Nothing in the Constitution, Justice Scalia insisted, suggested otherwise. Not even the clause relied on by Justice Holmes that empowers Congress to "make all Laws which shall be necessary and proper for carrying into Execution . . . all . . . Powers vested . . . in the Government of the United States . . . ." That provision does allow Congress to facilitate the power to make treaties, in Scalia's view; for example, he offered, Congress could hire spies to report on other nations' deliberations. But enacting legislation to effectuate the norms of already-made treaties as law of the land? The answer, to Scalia, was an "obvious" no: what Congress may "carr[y] into Execution" is merely the treaty-making power, not (without independent justification) a treaty itself.

Expatiate though he did about the "seismic" distinction between those two hairs, Scalia ignored the Supremacy Clause--the one enshrining treaties as law of the land.
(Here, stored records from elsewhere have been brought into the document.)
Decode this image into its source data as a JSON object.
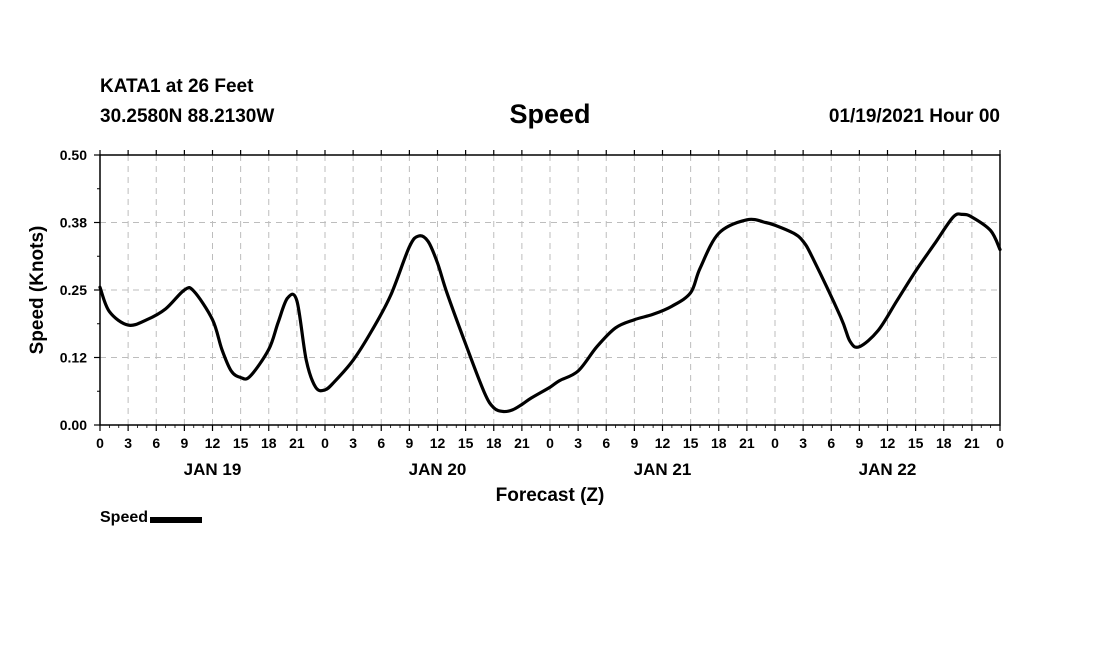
{
  "header": {
    "station": "KATA1 at 26 Feet",
    "coords": "30.2580N 88.2130W",
    "datetime": "01/19/2021 Hour 00"
  },
  "chart_data": {
    "type": "line",
    "title": "Speed",
    "xlabel": "Forecast (Z)",
    "ylabel": "Speed (Knots)",
    "ylim": [
      0,
      0.5
    ],
    "yticks": [
      "0.00",
      "0.12",
      "0.25",
      "0.38",
      "0.50"
    ],
    "xlim_hours": [
      0,
      96
    ],
    "xtick_labels": [
      "0",
      "3",
      "6",
      "9",
      "12",
      "15",
      "18",
      "21",
      "0",
      "3",
      "6",
      "9",
      "12",
      "15",
      "18",
      "21",
      "0",
      "3",
      "6",
      "9",
      "12",
      "15",
      "18",
      "21",
      "0",
      "3",
      "6",
      "9",
      "12",
      "15",
      "18",
      "21",
      "0"
    ],
    "day_labels": [
      "JAN 19",
      "JAN 20",
      "JAN 21",
      "JAN 22"
    ],
    "grid": true,
    "legend": "bottom-left",
    "series": [
      {
        "name": "Speed",
        "color": "#000000",
        "x_hours": [
          0,
          1,
          3,
          5,
          7,
          9,
          10,
          12,
          13,
          14,
          15,
          16,
          18,
          19,
          20,
          21,
          22,
          23,
          24,
          25,
          27,
          29,
          31,
          33,
          34,
          35,
          36,
          37,
          39,
          41,
          42,
          43,
          44,
          45,
          46,
          48,
          49,
          51,
          53,
          55,
          57,
          59,
          61,
          63,
          64,
          66,
          69,
          71,
          72,
          74,
          75,
          76,
          79,
          80,
          81,
          83,
          85,
          87,
          89,
          91,
          92,
          93,
          95,
          96
        ],
        "values": [
          0.255,
          0.21,
          0.185,
          0.195,
          0.215,
          0.25,
          0.248,
          0.195,
          0.14,
          0.1,
          0.088,
          0.09,
          0.14,
          0.19,
          0.235,
          0.23,
          0.12,
          0.07,
          0.065,
          0.08,
          0.12,
          0.175,
          0.24,
          0.33,
          0.35,
          0.34,
          0.3,
          0.245,
          0.15,
          0.06,
          0.032,
          0.025,
          0.028,
          0.038,
          0.05,
          0.07,
          0.082,
          0.1,
          0.145,
          0.18,
          0.195,
          0.205,
          0.22,
          0.245,
          0.29,
          0.355,
          0.38,
          0.375,
          0.37,
          0.355,
          0.34,
          0.31,
          0.2,
          0.155,
          0.145,
          0.175,
          0.23,
          0.285,
          0.335,
          0.385,
          0.39,
          0.385,
          0.36,
          0.325
        ]
      }
    ]
  }
}
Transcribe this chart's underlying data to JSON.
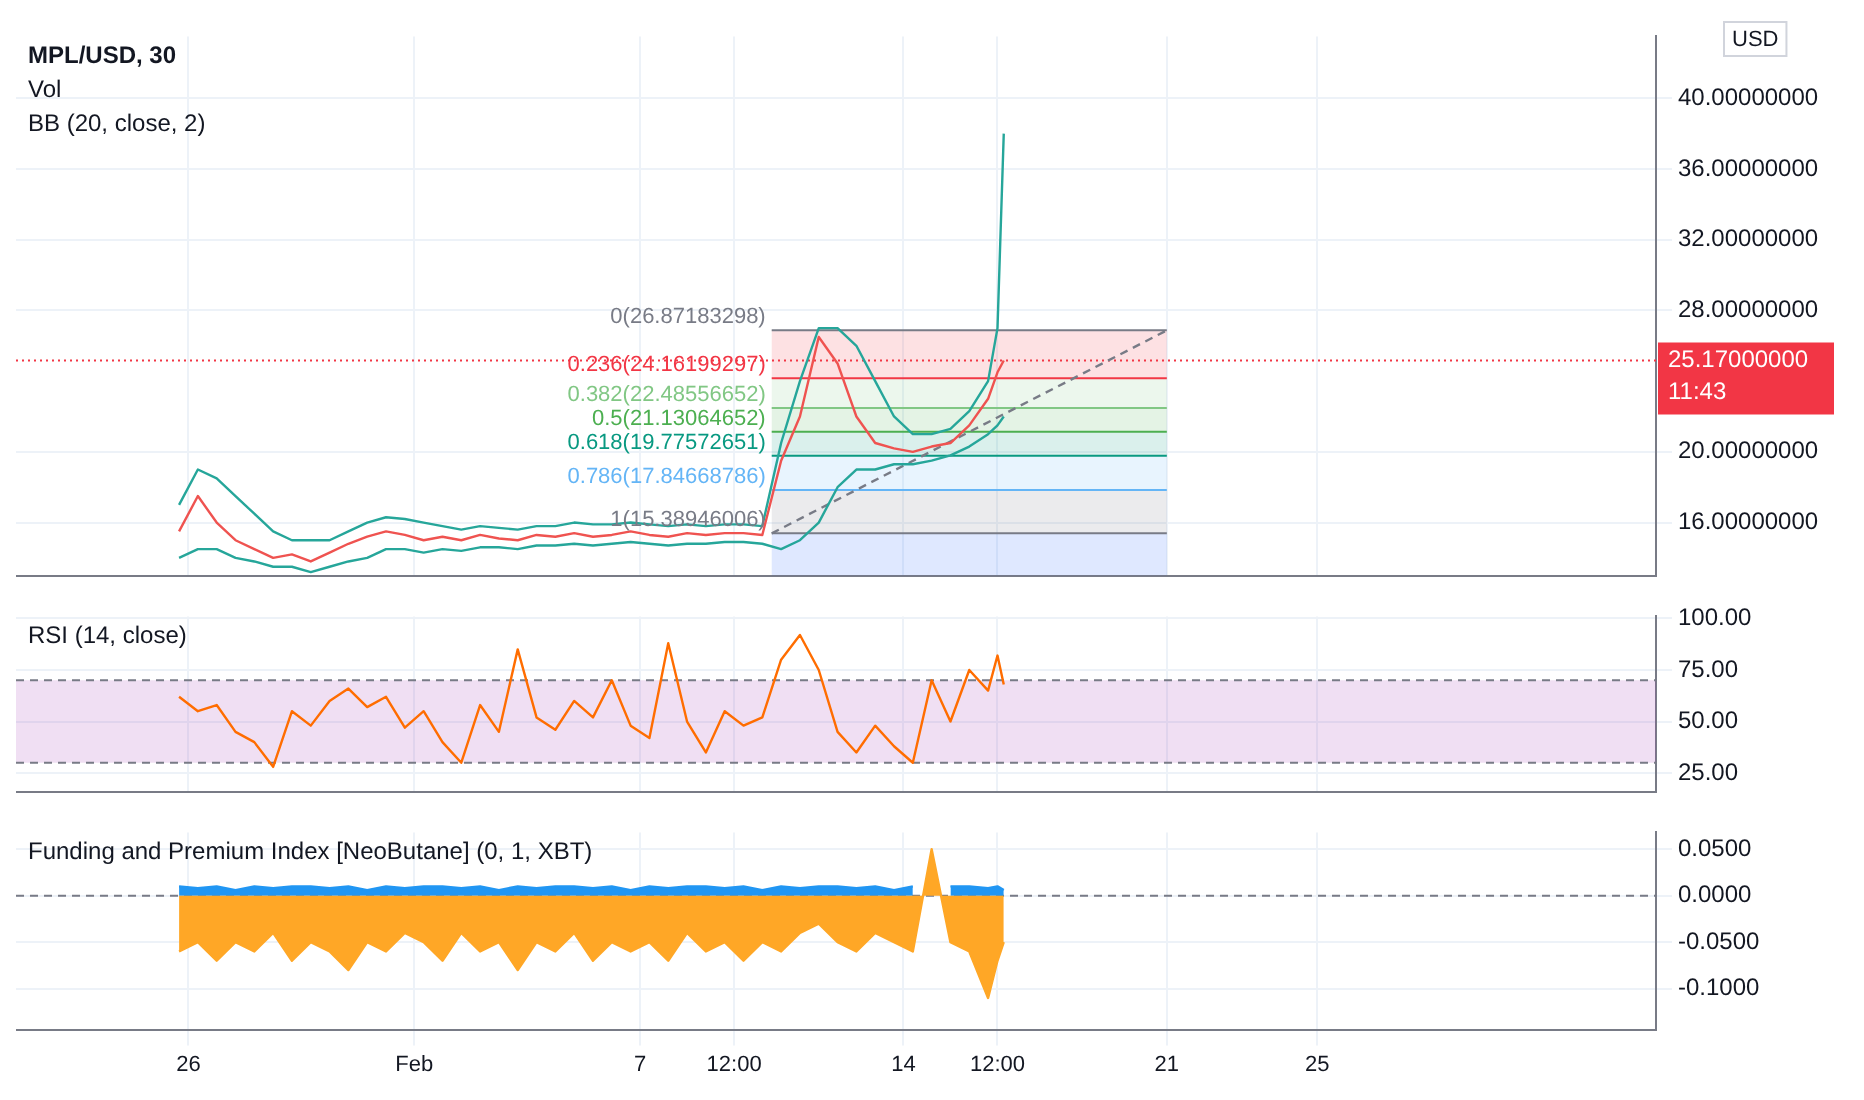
{
  "chart_data": [
    {
      "type": "line",
      "title": "MPL/USD, 30",
      "ylabel": "USD",
      "annotations": [
        "Vol",
        "BB (20, close, 2)"
      ],
      "tick_labels": "y",
      "grid": true,
      "marker": "none",
      "x": [
        "--01-25T18:00",
        "--01-26T06:00",
        "--01-26T18:00",
        "--01-27T06:00",
        "--01-27T18:00",
        "--01-28T06:00",
        "--01-28T18:00",
        "--01-29T06:00",
        "--01-29T18:00",
        "--01-30T06:00",
        "--01-30T18:00",
        "--01-31T06:00",
        "--01-31T18:00",
        "--02-01T06:00",
        "--02-01T18:00",
        "--02-02T06:00",
        "--02-02T18:00",
        "--02-03T06:00",
        "--02-03T18:00",
        "--02-04T06:00",
        "--02-04T18:00",
        "--02-05T06:00",
        "--02-05T18:00",
        "--02-06T06:00",
        "--02-06T18:00",
        "--02-07T06:00",
        "--02-07T18:00",
        "--02-08T06:00",
        "--02-08T18:00",
        "--02-09T06:00",
        "--02-09T18:00",
        "--02-10T06:00",
        "--02-10T18:00",
        "--02-11T06:00",
        "--02-11T18:00",
        "--02-12T06:00",
        "--02-12T18:00",
        "--02-13T06:00",
        "--02-13T18:00",
        "--02-14T06:00",
        "--02-14T18:00",
        "--02-15T06:00",
        "--02-15T18:00",
        "--02-16T06:00",
        "--02-16T12:00",
        "--02-16T16:00"
      ],
      "series": [
        {
          "color": "#ef5350",
          "values": [
            15.5,
            17.5,
            16.0,
            15.0,
            14.5,
            14.0,
            14.2,
            13.8,
            14.3,
            14.8,
            15.2,
            15.5,
            15.3,
            15.0,
            15.2,
            15.0,
            15.3,
            15.1,
            15.0,
            15.3,
            15.2,
            15.4,
            15.2,
            15.3,
            15.5,
            15.3,
            15.2,
            15.4,
            15.3,
            15.4,
            15.4,
            15.3,
            19.5,
            22.0,
            26.5,
            25.0,
            22.0,
            20.5,
            20.2,
            20.0,
            20.3,
            20.5,
            21.5,
            23.0,
            24.5,
            25.17
          ]
        },
        {
          "color": "#26a69a",
          "values": [
            14.0,
            14.5,
            14.5,
            14.0,
            13.8,
            13.5,
            13.5,
            13.2,
            13.5,
            13.8,
            14.0,
            14.5,
            14.5,
            14.3,
            14.5,
            14.4,
            14.6,
            14.6,
            14.5,
            14.7,
            14.7,
            14.8,
            14.7,
            14.8,
            14.9,
            14.8,
            14.7,
            14.8,
            14.8,
            14.9,
            14.9,
            14.8,
            14.5,
            15.0,
            16.0,
            18.0,
            19.0,
            19.0,
            19.3,
            19.3,
            19.5,
            19.8,
            20.3,
            21.0,
            21.5,
            22.0
          ]
        },
        {
          "color": "#26a69a",
          "values": [
            17.0,
            19.0,
            18.5,
            17.5,
            16.5,
            15.5,
            15.0,
            15.0,
            15.0,
            15.5,
            16.0,
            16.3,
            16.2,
            16.0,
            15.8,
            15.6,
            15.8,
            15.7,
            15.6,
            15.8,
            15.8,
            16.0,
            15.9,
            15.9,
            16.0,
            15.9,
            15.8,
            15.9,
            15.8,
            15.9,
            15.9,
            15.8,
            20.5,
            24.0,
            27.0,
            27.0,
            26.0,
            24.0,
            22.0,
            21.0,
            21.0,
            21.3,
            22.3,
            24.0,
            27.0,
            38.0
          ]
        },
        {
          "type": "line",
          "color": "#787b86",
          "line_style": "dashed",
          "x": [
            "--02-10T12:00",
            "--02-21"
          ],
          "values": [
            15.39,
            26.87
          ]
        }
      ],
      "ylim": [
        13.0,
        43.5
      ],
      "yticks": [
        {
          "value": 16,
          "label": "16.00000000"
        },
        {
          "value": 20,
          "label": "20.00000000"
        },
        {
          "value": 28,
          "label": "28.00000000"
        },
        {
          "value": 32,
          "label": "32.00000000"
        },
        {
          "value": 36,
          "label": "36.00000000"
        },
        {
          "value": 40,
          "label": "40.00000000"
        }
      ],
      "xlim": [
        "--01-21T10:00",
        "--03-06"
      ],
      "xticks": [
        {
          "value": "--01-26",
          "label": "26"
        },
        {
          "value": "--02-01",
          "label": "Feb"
        },
        {
          "value": "--02-07",
          "label": "7"
        },
        {
          "value": "--02-09T12:00",
          "label": "12:00"
        },
        {
          "value": "--02-14",
          "label": "14"
        },
        {
          "value": "--02-16T12:00",
          "label": "12:00"
        },
        {
          "value": "--02-21",
          "label": "21"
        },
        {
          "value": "--02-25",
          "label": "25"
        }
      ],
      "ref_lines": [
        {
          "axis": "y",
          "value": 26.87183298,
          "label": "0(26.87183298)",
          "color": "#787b86"
        },
        {
          "axis": "y",
          "value": 24.16199297,
          "label": "0.236(24.16199297)",
          "color": "#f23645"
        },
        {
          "axis": "y",
          "value": 22.48556652,
          "label": "0.382(22.48556652)",
          "color": "#81c784"
        },
        {
          "axis": "y",
          "value": 21.13064652,
          "label": "0.5(21.13064652)",
          "color": "#4caf50"
        },
        {
          "axis": "y",
          "value": 19.77572651,
          "label": "0.618(19.77572651)",
          "color": "#089981"
        },
        {
          "axis": "y",
          "value": 17.84668786,
          "label": "0.786(17.84668786)",
          "color": "#64b5f6"
        },
        {
          "axis": "y",
          "value": 15.38946006,
          "label": "1(15.38946006)",
          "color": "#787b86"
        },
        {
          "axis": "y",
          "value": 25.17,
          "label": "25.17000000\n11:43",
          "color": "#f23645",
          "line_style": "dotted"
        }
      ],
      "bands": [
        {
          "axis": "y",
          "from": 24.16199297,
          "to": 26.87183298,
          "color": "#f23645"
        },
        {
          "axis": "y",
          "from": 22.48556652,
          "to": 24.16199297,
          "color": "#81c784"
        },
        {
          "axis": "y",
          "from": 21.13064652,
          "to": 22.48556652,
          "color": "#4caf50"
        },
        {
          "axis": "y",
          "from": 19.77572651,
          "to": 21.13064652,
          "color": "#089981"
        },
        {
          "axis": "y",
          "from": 17.84668786,
          "to": 19.77572651,
          "color": "#64b5f6"
        },
        {
          "axis": "y",
          "from": 15.38946006,
          "to": 17.84668786,
          "color": "#787b86"
        },
        {
          "axis": "y",
          "from": 13.0,
          "to": 15.38946006,
          "color": "#2962ff"
        }
      ]
    },
    {
      "type": "line",
      "annotations": [
        "RSI (14, close)"
      ],
      "tick_labels": "y",
      "grid": true,
      "marker": "none",
      "x": [
        "--01-25T18:00",
        "--01-26T06:00",
        "--01-26T18:00",
        "--01-27T06:00",
        "--01-27T18:00",
        "--01-28T06:00",
        "--01-28T18:00",
        "--01-29T06:00",
        "--01-29T18:00",
        "--01-30T06:00",
        "--01-30T18:00",
        "--01-31T06:00",
        "--01-31T18:00",
        "--02-01T06:00",
        "--02-01T18:00",
        "--02-02T06:00",
        "--02-02T18:00",
        "--02-03T06:00",
        "--02-03T18:00",
        "--02-04T06:00",
        "--02-04T18:00",
        "--02-05T06:00",
        "--02-05T18:00",
        "--02-06T06:00",
        "--02-06T18:00",
        "--02-07T06:00",
        "--02-07T18:00",
        "--02-08T06:00",
        "--02-08T18:00",
        "--02-09T06:00",
        "--02-09T18:00",
        "--02-10T06:00",
        "--02-10T18:00",
        "--02-11T06:00",
        "--02-11T18:00",
        "--02-12T06:00",
        "--02-12T18:00",
        "--02-13T06:00",
        "--02-13T18:00",
        "--02-14T06:00",
        "--02-14T18:00",
        "--02-15T06:00",
        "--02-15T18:00",
        "--02-16T06:00",
        "--02-16T12:00",
        "--02-16T16:00"
      ],
      "series": [
        {
          "color": "#ff6d00",
          "values": [
            62,
            55,
            58,
            45,
            40,
            28,
            55,
            48,
            60,
            66,
            57,
            62,
            47,
            55,
            40,
            30,
            58,
            45,
            85,
            52,
            46,
            60,
            52,
            70,
            48,
            42,
            88,
            50,
            35,
            55,
            48,
            52,
            80,
            92,
            75,
            45,
            35,
            48,
            38,
            30,
            70,
            50,
            75,
            65,
            82,
            68
          ]
        }
      ],
      "ylim": [
        16,
        101
      ],
      "yticks": [
        {
          "value": 25,
          "label": "25.00"
        },
        {
          "value": 50,
          "label": "50.00"
        },
        {
          "value": 75,
          "label": "75.00"
        },
        {
          "value": 100,
          "label": "100.00"
        }
      ],
      "xlim": [
        "--01-21T10:00",
        "--03-06"
      ],
      "xticks": [
        {
          "value": "--01-26",
          "label": "26"
        },
        {
          "value": "--02-01",
          "label": "Feb"
        },
        {
          "value": "--02-07",
          "label": "7"
        },
        {
          "value": "--02-09T12:00",
          "label": "12:00"
        },
        {
          "value": "--02-14",
          "label": "14"
        },
        {
          "value": "--02-16T12:00",
          "label": "12:00"
        },
        {
          "value": "--02-21",
          "label": "21"
        },
        {
          "value": "--02-25",
          "label": "25"
        }
      ],
      "ref_lines": [
        {
          "axis": "y",
          "value": 70,
          "color": "#787b86",
          "line_style": "dashed"
        },
        {
          "axis": "y",
          "value": 30,
          "color": "#787b86",
          "line_style": "dashed"
        }
      ],
      "bands": [
        {
          "axis": "y",
          "from": 30,
          "to": 70,
          "color": "#9c27b0"
        }
      ]
    },
    {
      "type": "area",
      "annotations": [
        "Funding and Premium Index [NeoButane] (0, 1, XBT)"
      ],
      "grid": true,
      "marker": "none",
      "x": [
        "--01-25T18:00",
        "--01-26T06:00",
        "--01-26T18:00",
        "--01-27T06:00",
        "--01-27T18:00",
        "--01-28T06:00",
        "--01-28T18:00",
        "--01-29T06:00",
        "--01-29T18:00",
        "--01-30T06:00",
        "--01-30T18:00",
        "--01-31T06:00",
        "--01-31T18:00",
        "--02-01T06:00",
        "--02-01T18:00",
        "--02-02T06:00",
        "--02-02T18:00",
        "--02-03T06:00",
        "--02-03T18:00",
        "--02-04T06:00",
        "--02-04T18:00",
        "--02-05T06:00",
        "--02-05T18:00",
        "--02-06T06:00",
        "--02-06T18:00",
        "--02-07T06:00",
        "--02-07T18:00",
        "--02-08T06:00",
        "--02-08T18:00",
        "--02-09T06:00",
        "--02-09T18:00",
        "--02-10T06:00",
        "--02-10T18:00",
        "--02-11T06:00",
        "--02-11T18:00",
        "--02-12T06:00",
        "--02-12T18:00",
        "--02-13T06:00",
        "--02-13T18:00",
        "--02-14T06:00",
        "--02-14T18:00",
        "--02-15T06:00",
        "--02-15T18:00",
        "--02-16T06:00",
        "--02-16T12:00",
        "--02-16T16:00"
      ],
      "series": [
        {
          "color": "#ffa726",
          "values": [
            -0.06,
            -0.05,
            -0.07,
            -0.05,
            -0.06,
            -0.04,
            -0.07,
            -0.05,
            -0.06,
            -0.08,
            -0.05,
            -0.06,
            -0.04,
            -0.05,
            -0.07,
            -0.04,
            -0.06,
            -0.05,
            -0.08,
            -0.05,
            -0.06,
            -0.04,
            -0.07,
            -0.05,
            -0.06,
            -0.05,
            -0.07,
            -0.04,
            -0.06,
            -0.05,
            -0.07,
            -0.05,
            -0.06,
            -0.04,
            -0.03,
            -0.05,
            -0.06,
            -0.04,
            -0.05,
            -0.06,
            0.05,
            -0.05,
            -0.06,
            -0.11,
            -0.07,
            -0.05
          ]
        },
        {
          "color": "#2196f3",
          "values": [
            0.01,
            0.008,
            0.01,
            0.006,
            0.01,
            0.008,
            0.01,
            0.01,
            0.008,
            0.01,
            0.006,
            0.01,
            0.008,
            0.01,
            0.01,
            0.008,
            0.01,
            0.006,
            0.01,
            0.008,
            0.01,
            0.01,
            0.008,
            0.01,
            0.006,
            0.01,
            0.008,
            0.01,
            0.01,
            0.008,
            0.01,
            0.006,
            0.01,
            0.008,
            0.01,
            0.01,
            0.008,
            0.01,
            0.006,
            0.01,
            null,
            0.01,
            0.01,
            0.008,
            0.01,
            0.006
          ]
        }
      ],
      "ylim": [
        -0.144,
        0.068
      ],
      "yticks": [
        {
          "value": -0.1,
          "label": "-0.1000"
        },
        {
          "value": -0.05,
          "label": "-0.0500"
        },
        {
          "value": 0,
          "label": "0.0000"
        },
        {
          "value": 0.05,
          "label": "0.0500"
        }
      ],
      "xlim": [
        "--01-21T10:00",
        "--03-06"
      ],
      "xticks": [
        {
          "value": "--01-26",
          "label": "26"
        },
        {
          "value": "--02-01",
          "label": "Feb"
        },
        {
          "value": "--02-07",
          "label": "7"
        },
        {
          "value": "--02-09T12:00",
          "label": "12:00"
        },
        {
          "value": "--02-14",
          "label": "14"
        },
        {
          "value": "--02-16T12:00",
          "label": "12:00"
        },
        {
          "value": "--02-21",
          "label": "21"
        },
        {
          "value": "--02-25",
          "label": "25"
        }
      ],
      "ref_lines": [
        {
          "axis": "y",
          "value": 0,
          "color": "#787b86",
          "line_style": "dashed"
        }
      ]
    }
  ]
}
In light of that provision, inherent in the treaty-making power is the power to establish law not only internationally but also internally. It is one thing to say, as the Supreme Court often does, that some treaties, though validly ratified after negotiation by the executive branch and approval by a Senate supermajority, must run the full congressional gauntlet before attaining the status proclaimed by the Supremacy Clause. It is another to say that Congress, despite its constitutional capacity to enact laws "necessary and proper" for implementing the federal government's powers, lacks the power to make such treaties the law of the land.

But that catch-22 is the law of Scalialand, where chemical weapons are one click away and lexical nuances shake the earth. The executive branch of the federal government may think globally, concluding valid treaties on matters of legitimate international concern, only to find that its own legislature has no authority to act locally. Scalia's vision is not of a healthy separation of powers; it is of utter powerlessness.

Justice Scalia's mind remains fertile as he nears octogenarianity. We may marvel at his creativity in conjuring up the impotent plenipotentiary. But just as Scalia will never be an unborn widow, he appears unlikely--regardless of any (en)treaties--to assume the role of legal doctrine's most indispensable character: the reasonable person.